Mary Murphy is Distinguished Professor of Letters and Science at Montana State University Bozeman, where she teaches courses in the history of the North American West, gender, and the history of food. Among her books are Hope in Hard Times: New Deal Photographs of Montana, 1936-1942 and Mining Cultures: Men, Women, and Leisure in Butte, 1914-41. She is currently working on two book projects, “Culinary Diplomacy: Gender, Food, and Politics on the Northern Borderlands,” and with co-authors, Molly Kruckenberg, Zoe Ann Stoltz, and Jan Zauha, “Cooking Up the Past: A Culinary History of Montana.”
She has held fellowships from the American Council of Learned Societies, the Bienecke Library, the Cody Institute for Western American Studies, the Montana Historical Society, and the Ucross Foundation. In 2013 she received the Montana Governor’s Humanities Award.

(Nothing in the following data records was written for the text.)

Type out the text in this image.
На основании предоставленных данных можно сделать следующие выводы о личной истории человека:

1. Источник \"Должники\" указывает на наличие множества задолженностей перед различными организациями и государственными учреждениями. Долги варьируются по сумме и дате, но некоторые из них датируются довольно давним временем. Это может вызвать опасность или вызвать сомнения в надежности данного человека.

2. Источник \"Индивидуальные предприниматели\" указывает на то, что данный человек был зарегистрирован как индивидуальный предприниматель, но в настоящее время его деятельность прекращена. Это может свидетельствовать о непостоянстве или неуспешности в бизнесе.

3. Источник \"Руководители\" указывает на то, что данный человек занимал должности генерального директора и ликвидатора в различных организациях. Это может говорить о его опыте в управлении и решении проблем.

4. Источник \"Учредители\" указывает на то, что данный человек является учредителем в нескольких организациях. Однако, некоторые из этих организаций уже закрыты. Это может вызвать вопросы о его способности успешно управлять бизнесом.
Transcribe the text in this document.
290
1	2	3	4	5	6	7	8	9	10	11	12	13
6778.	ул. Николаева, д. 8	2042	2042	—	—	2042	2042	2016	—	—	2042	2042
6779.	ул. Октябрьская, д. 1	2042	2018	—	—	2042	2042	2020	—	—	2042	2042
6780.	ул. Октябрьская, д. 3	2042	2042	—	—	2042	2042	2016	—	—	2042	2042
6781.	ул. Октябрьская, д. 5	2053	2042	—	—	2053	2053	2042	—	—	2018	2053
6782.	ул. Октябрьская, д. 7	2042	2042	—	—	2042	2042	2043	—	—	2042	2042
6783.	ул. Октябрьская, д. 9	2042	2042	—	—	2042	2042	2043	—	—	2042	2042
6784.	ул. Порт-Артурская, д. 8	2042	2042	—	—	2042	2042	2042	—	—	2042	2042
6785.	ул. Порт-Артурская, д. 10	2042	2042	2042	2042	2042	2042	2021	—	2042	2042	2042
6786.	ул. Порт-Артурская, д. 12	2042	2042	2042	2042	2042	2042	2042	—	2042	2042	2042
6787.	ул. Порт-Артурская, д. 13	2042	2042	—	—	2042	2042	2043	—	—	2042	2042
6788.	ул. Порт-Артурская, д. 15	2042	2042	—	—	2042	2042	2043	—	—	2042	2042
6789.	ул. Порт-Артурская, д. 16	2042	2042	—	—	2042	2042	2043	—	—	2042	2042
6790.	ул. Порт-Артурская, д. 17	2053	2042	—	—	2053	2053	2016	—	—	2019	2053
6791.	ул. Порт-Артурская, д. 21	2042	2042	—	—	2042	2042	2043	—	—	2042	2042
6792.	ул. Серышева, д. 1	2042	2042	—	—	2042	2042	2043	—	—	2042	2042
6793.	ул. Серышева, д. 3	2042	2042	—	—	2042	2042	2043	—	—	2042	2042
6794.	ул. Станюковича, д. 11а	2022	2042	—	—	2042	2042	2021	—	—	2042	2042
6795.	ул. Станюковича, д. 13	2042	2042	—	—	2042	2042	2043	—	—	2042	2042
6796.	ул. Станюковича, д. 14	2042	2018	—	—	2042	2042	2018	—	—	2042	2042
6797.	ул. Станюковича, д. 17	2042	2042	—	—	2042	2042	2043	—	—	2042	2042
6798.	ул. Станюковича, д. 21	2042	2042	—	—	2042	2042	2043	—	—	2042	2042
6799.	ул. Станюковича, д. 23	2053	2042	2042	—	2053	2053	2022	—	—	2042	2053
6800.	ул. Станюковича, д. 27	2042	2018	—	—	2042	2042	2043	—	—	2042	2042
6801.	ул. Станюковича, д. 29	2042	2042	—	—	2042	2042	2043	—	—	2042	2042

Western landscapes and cultures pulled Allison west from Virginia after high school. She immediately fell in love with the mountains and people and decided to stay. She graduated from Montana State University with a BS in Land Rehabilitation in 2010. For five years, Allison worked alongside agricultural producers in northcentral Montana. She returned to school in hopes of learning how to increase the interaction of people, their environment, and their food. She completed her Master’s degree in Food Systems in May of 2017. The pull of the academic atmosphere and love of the West led her to the Center for Western Lands and Peoples. When Allison is not at the Center for Western Lands and Peoples, she is coordinating the American Studies program. In her spare time, you can find her in a local mountain range or wrangling her twin sons.